I was fourteen years old, starving,
and too scared to talk.
Cicadas’ music is almost violence,
almost an endless
series of buckling ribs. No one
spoke to me or listened in those solitary days.
The beauty and urgency of these poems is heartbreaking. The reader is pulled along looking for the release that is promised in the metaphor of the cicadas, that after being a “burrowing nymph” in the ground, the child, like the insect, will rise and sing.
Millikin’s description of the Magicicada’s ascendance in the poem, “Succor,” uses technical details, linguistic fluidity, and a rising tone to continue to lead the readers toward the possibility of salvation, even in light of institutional maltreatment.

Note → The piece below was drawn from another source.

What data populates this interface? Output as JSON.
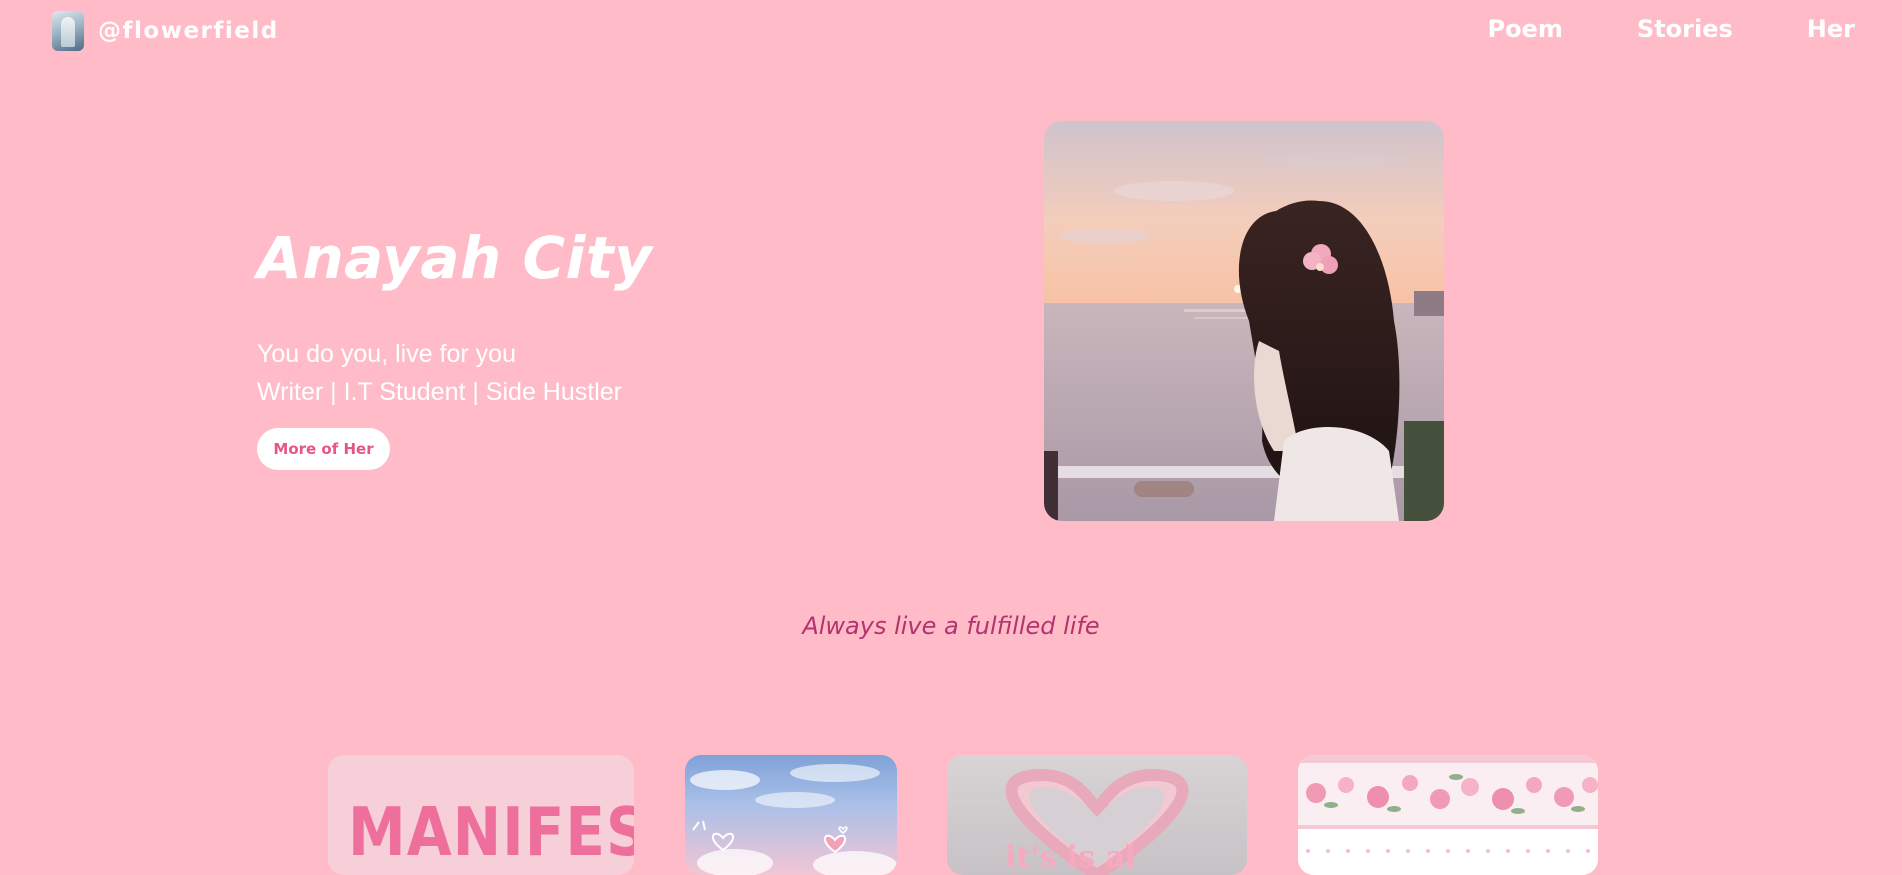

Then their voices strum the acres—
syncopating tymbal by tymbal,
a chorus deeper
than crickets, locusts, katydids,
cicada wings fan hollow ribs,
like wires plucked a thousand, thousand times.
In the same poem, we see how the speaker’s incarceration leads to an inner strengthening, the shaping of a voice, if as yet only an interior one.
You don’t spend seventy-seven days
in solitary confinement at age fourteen
without the need to say this
is what it was, your fifteenth birthday
in solitary’s
hard human sky.
Where you learned to sing
without a congregation.
Described as savage—“The essence of my father was violence”—the father becomes vulnerable in the poem, “Cicada Heart.” Here the father’s heart trouble is compared to the cicada heart with seven parts, as if his heart may also be divided into unknowable sections, his own weakness now laid bare:
I hear my father’s voice, west Georgia drawl, agreeing
to submit to anything that might save his life,
and he sounds weak
as if he never used a closed fist.
In the penultimate poem in the book, “Pink Dress Truant,” the speaker, wearing the gift of a pink dress, becomes Jackie Onassis “climbing/ the back of the car like a mystic,/ refusing to wash off the blood,/ hide what they’d done.” Lodged solidly in this poem are the beginnings of healing, the hope for ultimate resolution, even, possibly forgiveness.
I’m begging even now
that some late pink sky might heal us—
put on this dress of a solitary place,
pink of civil sunset
then nautical twilight then all the way
through astronomical dusk, this garment.
Magicicada is a book that skillfully combines science and sorrow, that weaves a story of swallowed self-blame and muffled voice into the possibility of a re-emergence in hope and song. Some of the poems in the book are difficult to read in their brutal exposure of the inhumanity of our society, but ultimately the poet’s rich language and powerful imagery give us permission to envision a more coherent and kinder future.
Magicicada by Claire Millikin
Unicorn Press, 2024 $25
9780877751618
Judy Kaber is the author of three chapbooks. Her poems have appeared in journals such as Pleiades, Poet Lore, and Prairie Schooner. Her poem, “Sword Swallowing Lessons,” was featured on “The Slowdown.” Judy won the 2021 and 2023 Maine Poetry Contest. A Maine Literary Award winner, her book, Landscape With Rocks, Sky, Nails, is forthcoming from Fernwood Press in 2025. She is a past poet laureate of Belfast, Maine (2021-2023).